Compréhension et jugement – Connaître tous les aspects des munitions. Le ou la titulaire doit prendre de solides décisions dans le cadre de la réalisation des tâches liées aux munitions. Une erreur de jugement ou un manque de compréhension risquerait d’entraîner de graves blessures ou la mort et la perte de stocks de munitions, d’équipement et de biens vitaux stratégiquement.

Conséquences des erreurs – Le ou la titulaire doit assumer la responsabilité de s’assurer du respect des procédures générales de sécurité et de fonctionnement dans le cadre de toutes les tâches et opérations liées aux munitions et des procédures et des techniques sécuritaires de manutention des munitions. Les erreurs au niveau de la manutention, de l’entretien et de l’élimination des munitions, les erreurs de jugement ou les fautes sur le plan de la transmission de l’information et des ordres risqueraient d’entraîner de graves blessures ou la mort ou la perte de stocks de munitions, d’équipement et de biens vitaux stratégiquement.

Relations interpersonnelles – Le ou la titulaire doit développer et maintenir des relations interpersonnelles positives.

16 Le plaignant n’était pas personnellement sur les lieux lors de l’incident, mais selon ce qu’il a entendu dire, il s’agissait d’une dispute à propos des procédures à suivre dans le cas d’un véhicule transportant des munitions. Il affirme que l’incident prouve que la personne nommée ne possède aucune des trois qualités personnelles, tout particulièrement du fait que la dispute portait sur l’importante question de la manipulation des munitions, laquelle est très précisément mentionnée dans les énoncés concernant les deux premières qualités personnelles. Le plaignant estime que l’intimé a fait fi des conséquences liées à la participation de la personne nommée à l’incident lorsqu’il a procédé à la nomination.

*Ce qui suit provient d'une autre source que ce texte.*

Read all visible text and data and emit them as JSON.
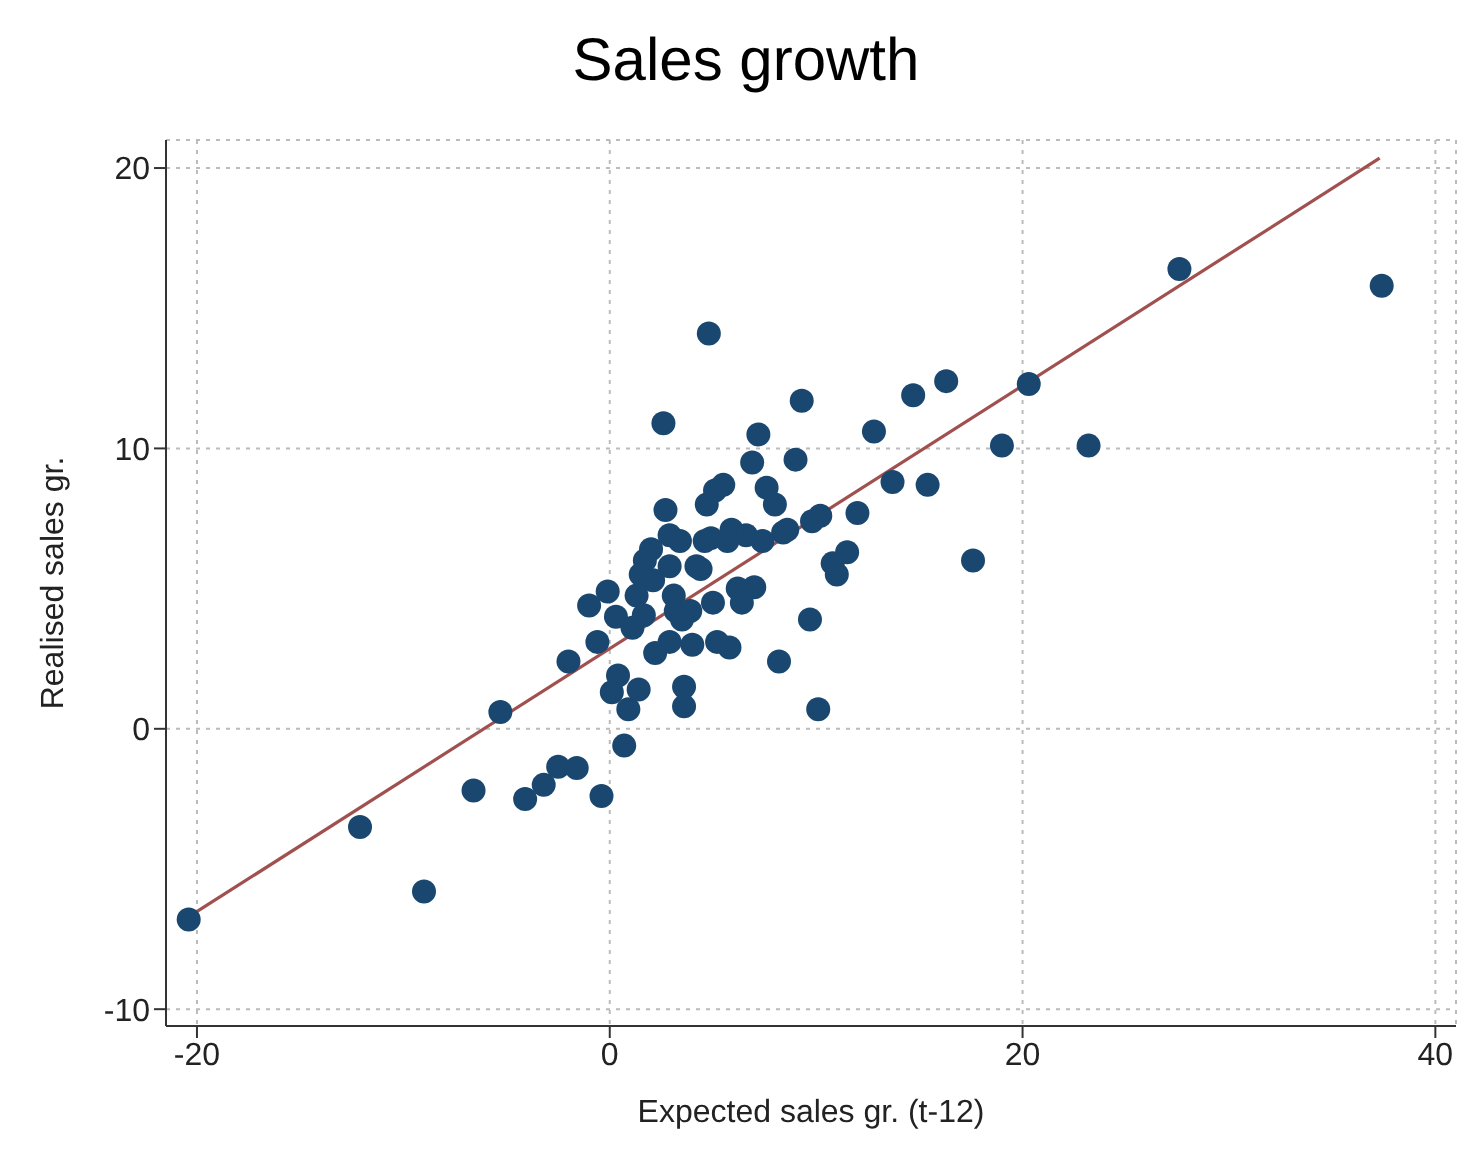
{
  "chart_data": {
    "type": "scatter",
    "title": "Sales growth",
    "xlabel": "Expected sales gr. (t-12)",
    "ylabel": "Realised sales gr.",
    "xlim": [
      -21.5,
      41
    ],
    "ylim": [
      -10.6,
      21
    ],
    "xticks": [
      -20,
      0,
      20,
      40
    ],
    "yticks": [
      -10,
      0,
      10,
      20
    ],
    "grid": true,
    "series": [
      {
        "color": "#1a476f",
        "marker": "circle",
        "x": [
          -20.4,
          -12.1,
          -9.0,
          -6.6,
          -5.3,
          -4.1,
          -3.2,
          -2.5,
          -1.6,
          -0.4,
          0.7,
          0.9,
          0.1,
          1.4,
          4.8,
          2.6,
          9.3,
          7.2,
          6.9,
          9.0,
          12.8,
          14.7,
          16.3,
          5.5,
          5.1,
          7.6,
          8.0,
          4.7,
          2.7,
          13.7,
          15.4,
          12.0,
          10.2,
          9.8,
          8.6,
          8.4,
          7.4,
          6.6,
          5.9,
          5.7,
          4.9,
          4.6,
          2.9,
          3.4,
          2.0,
          1.7,
          1.5,
          2.9,
          2.1,
          4.2,
          4.4,
          11.5,
          10.8,
          11.0,
          1.3,
          -0.1,
          -1.0,
          0.3,
          3.1,
          5.0,
          6.2,
          7.0,
          6.4,
          3.2,
          3.9,
          3.5,
          1.65,
          1.1,
          -0.6,
          -2.0,
          2.2,
          2.9,
          4.0,
          5.2,
          5.8,
          8.2,
          9.7,
          3.6,
          3.6,
          10.1,
          0.4,
          27.6,
          37.4,
          20.3,
          19.0,
          23.2,
          17.6
        ],
        "values": [
          -6.8,
          -3.5,
          -5.8,
          -2.2,
          0.6,
          -2.5,
          -2.0,
          -1.35,
          -1.4,
          -2.4,
          -0.6,
          0.7,
          1.3,
          1.4,
          14.1,
          10.9,
          11.7,
          10.5,
          9.5,
          9.6,
          10.6,
          11.9,
          12.4,
          8.7,
          8.5,
          8.6,
          8.0,
          8.0,
          7.8,
          8.8,
          8.7,
          7.7,
          7.6,
          7.4,
          7.1,
          7.0,
          6.7,
          6.9,
          7.1,
          6.7,
          6.8,
          6.7,
          6.9,
          6.7,
          6.4,
          6.0,
          5.5,
          5.8,
          5.3,
          5.8,
          5.7,
          6.3,
          5.9,
          5.5,
          4.75,
          4.9,
          4.4,
          4.0,
          4.75,
          4.5,
          5.0,
          5.05,
          4.5,
          4.2,
          4.2,
          3.9,
          4.05,
          3.6,
          3.1,
          2.4,
          2.7,
          3.1,
          3.0,
          3.1,
          2.9,
          2.4,
          3.9,
          1.5,
          0.8,
          0.7,
          1.9,
          16.4,
          15.8,
          12.3,
          10.1,
          10.1,
          6.0
        ]
      },
      {
        "type": "line",
        "color": "#a0504e",
        "marker": "none",
        "line_style": "solid",
        "x": [
          -20.6,
          37.3
        ],
        "values": [
          -6.8,
          20.35
        ]
      }
    ]
  }
}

17 L’intimé réfute l’allégation du plaignant et affirme avoir tenu compte des circonstances entourant l’incident et y avoir remédié avant d’effectuer la nomination à durée indéterminée. Selon l’intimé, les faits liés à l’incident ne démontrent pas qu’il manquait à la personne nommée les qualités personnelles requises pour le poste.

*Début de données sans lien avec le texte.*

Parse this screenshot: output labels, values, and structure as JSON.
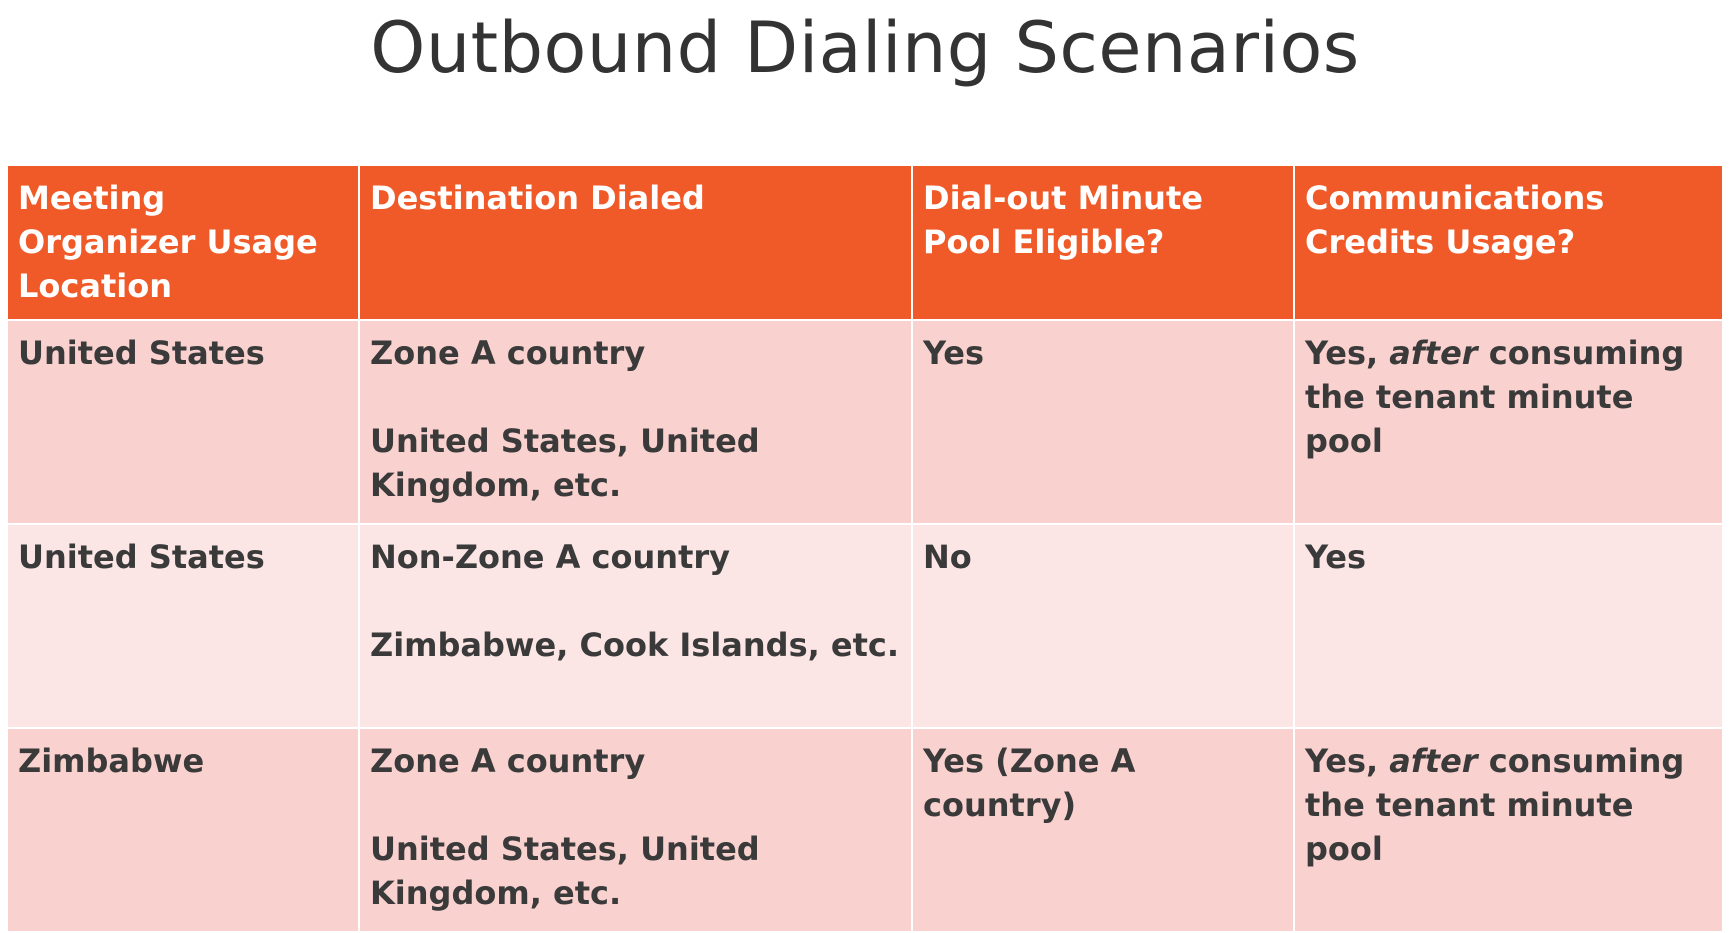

18 Le capitaine de corvette Hammett a déclaré avoir immédiatement réagi à l’annonce de l’incident en demandant à Sophie Doucette – officier, Contrôle du matériel (OCM) au DMFC Bedford et superviseur des postes GT-04 visés – de mener une enquête disciplinaire. Il a en outre décidé de surseoir à la dotation des postes à durée indéterminée jusqu’à la conclusion de l’enquête, sans égard au moment où il recevrait l’autorisation de dotation.

19 Mme Doucette a déclaré être l’OCM et le superviseur immédiat de la personne nommée depuis 2009. Elle était chargée de rédiger l’ECM pour le processus de nomination visant les postes GT‑04. Elle a précisé avoir tiré les qualités personnelles d’une directive d’embauche du ministère. Les qualités personnelles relatives, d’une part, à la compréhension et au jugement et, d’autre part, aux conséquences des erreurs, visaient à évaluer les qualités d’un employé compétent qui ne permettrait pas que des erreurs nuisent à la santé et à la sécurité des employés. Quant aux relations interpersonnelles, elles concernent les qualités de chef d’équipe que doit posséder le titulaire du poste GT-04.

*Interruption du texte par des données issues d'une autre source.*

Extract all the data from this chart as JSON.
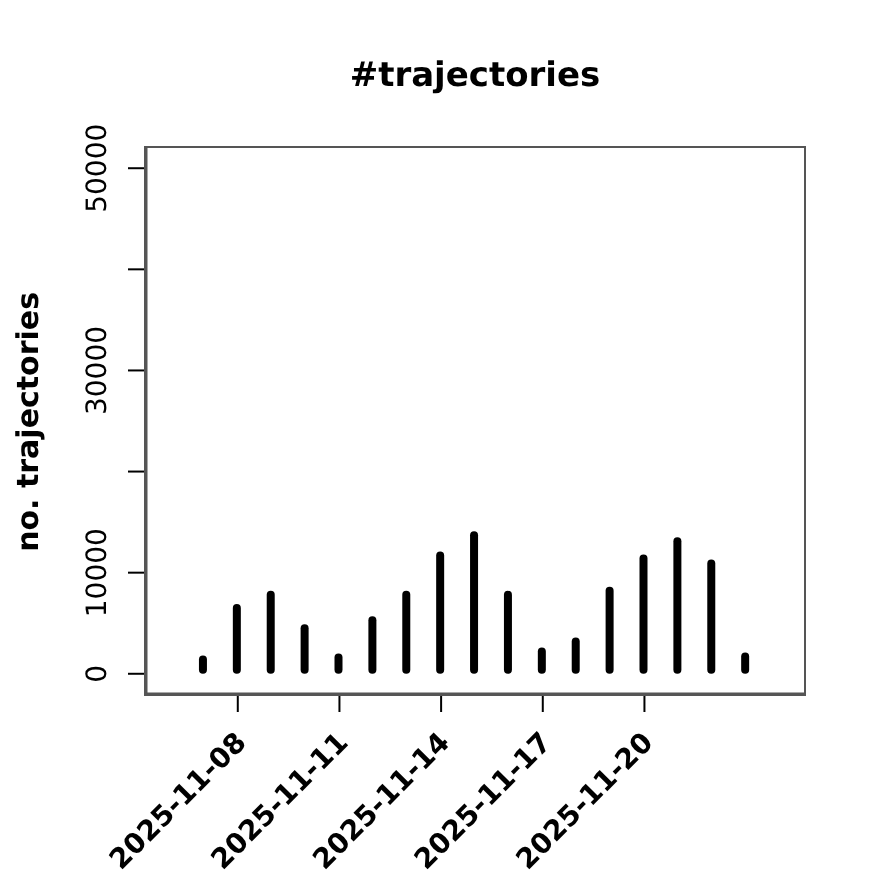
{
  "chart_data": {
    "type": "bar",
    "title": "#trajectories",
    "ylabel": "no. trajectories",
    "x": [
      "2025-11-07",
      "2025-11-08",
      "2025-11-09",
      "2025-11-10",
      "2025-11-11",
      "2025-11-12",
      "2025-11-13",
      "2025-11-14",
      "2025-11-15",
      "2025-11-16",
      "2025-11-17",
      "2025-11-18",
      "2025-11-19",
      "2025-11-20",
      "2025-11-21",
      "2025-11-22",
      "2025-11-23"
    ],
    "values": [
      1800,
      6900,
      8200,
      4900,
      2000,
      5700,
      8200,
      12100,
      14100,
      8200,
      2600,
      3600,
      8600,
      11800,
      13500,
      11300,
      2100
    ],
    "color": "#000000",
    "xlim": [
      "2025-11-05T07:00",
      "2025-11-24T17:00"
    ],
    "xticks": [
      "2025-11-08",
      "2025-11-11",
      "2025-11-14",
      "2025-11-17",
      "2025-11-20"
    ],
    "ylim": [
      -2000,
      52000
    ],
    "yticks": [
      0,
      10000,
      {
        "value": 20000,
        "label": null
      },
      30000,
      {
        "value": 40000,
        "label": null
      },
      50000
    ],
    "grid": false,
    "legend": false
  }
}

20 Elle a rappelé que le capitaine de corvette Hammett lui avait demandé le 7 octobre 2011 d’ouvrir une enquête sur l’incident, ce qu’elle a fait immédiatement. L’enquête s’est conclue le 22 octobre 2011.

21 Le capitaine de corvette Hammett a déclaré qu’après avoir examiné le rapport d’enquête de Mme Doucette, il estimait que l’incident était un incident isolé. Selon l’évaluation qu’il en a faite, il s’agissait d’un incident regrettable mais peu susceptible de se reproduire. Il estimait en outre que les deux employés avaient contribué à son amplification. Il a ajouté que si l’enquête disciplinaire avait conclu à une inconduite grave ou laissé sous‑entendre qu’un tel incident pourrait se reproduire, il aurait réexaminé la décision de nommer la personne. Cependant, d’après lui, l’enquête n’a mis en lumière aucune raison valable d’infirmer la décision du comité d’évaluation selon laquelle la personne nommée était qualifiée pour le poste.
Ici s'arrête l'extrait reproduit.